APS Armidale Fact Sheet - Veronica (Syn Derwentia)

Text and images by Warren Sheather

Veronica arcuata Veronica arenaria Veronica perfiolata

Veronicaspecies are members of the Scrophulariaceae family in company with the exotic Foxgloves and Snapdragons. Some species may be synonymous with the Veronicas. Until recently they were called Dewentia species.

They are usually semi-woody, small shrubs with leaves that are opposite, entire, toothed or deeply lobed. Inflorescences are in terminal racemes containing many individual flowers. Flowering usually occurs during late spring and summer. A few species bloom in autumn.

Three Veronicas have performed well in local gardens. They have proved to be hardy, free-flowering and propagate easily from cuttings.

Veronica arcuata is a local species. There is a small population on a rocky outcrop near the Sport's Union at UNE. Veronica arcuata is a small shrub reaching a height of one metre. Plants have multiple stems. Leaves are narrowly ovate, sessile and curved downwards. Between September and February each stem is crowned by a 35 centimetre long raceme that is crowded with lilac flowers. Blooms are profuse and conspicuous. Plants should be pruned after flowering. This promotes fresh growth and bounteous blooming.

Veronica arenaria is found from south-eastern Queensland to the Central Western Slopes of New South Wales. This multi-stemmed shrub grows to a height of 1.5 metres. The leaves are light green, linear with narrow lobes.
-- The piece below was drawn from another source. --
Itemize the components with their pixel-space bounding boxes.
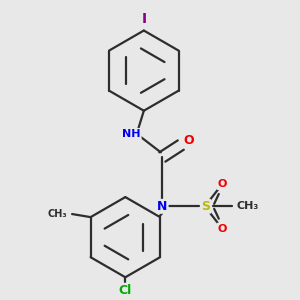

Each stem carries a long raceme of violet-blue flowers from September to May. Blooms are often visited by native Blue-banded Bees.
Once again this species benefits from pruning after the flowers fade. This beautiful small shrub deserves a place in the native garden. Cottage gardens and rockeries would benefit from the inclusion of this Veronica.

Veronica perfoliata is known as "Digger's Speedwell" and is another small, multi-stemmed shrub. The leaves are ovate, tightly clustered around the stems in whorls of three. The foliage has a startling similarity to the juvenile foliage of some Eucalypts. The flowers are carried in typical Veronica racemes. Blooms are purplish-blue, appear between September and February and are both profuse and conspicuous. Foliage and flower are attractive features.

Veronicas are small enough to be accommodated in most gardens. They could be grown as foreground plants in garden beds, in rockeries and cottage gardens as well as container cultivation.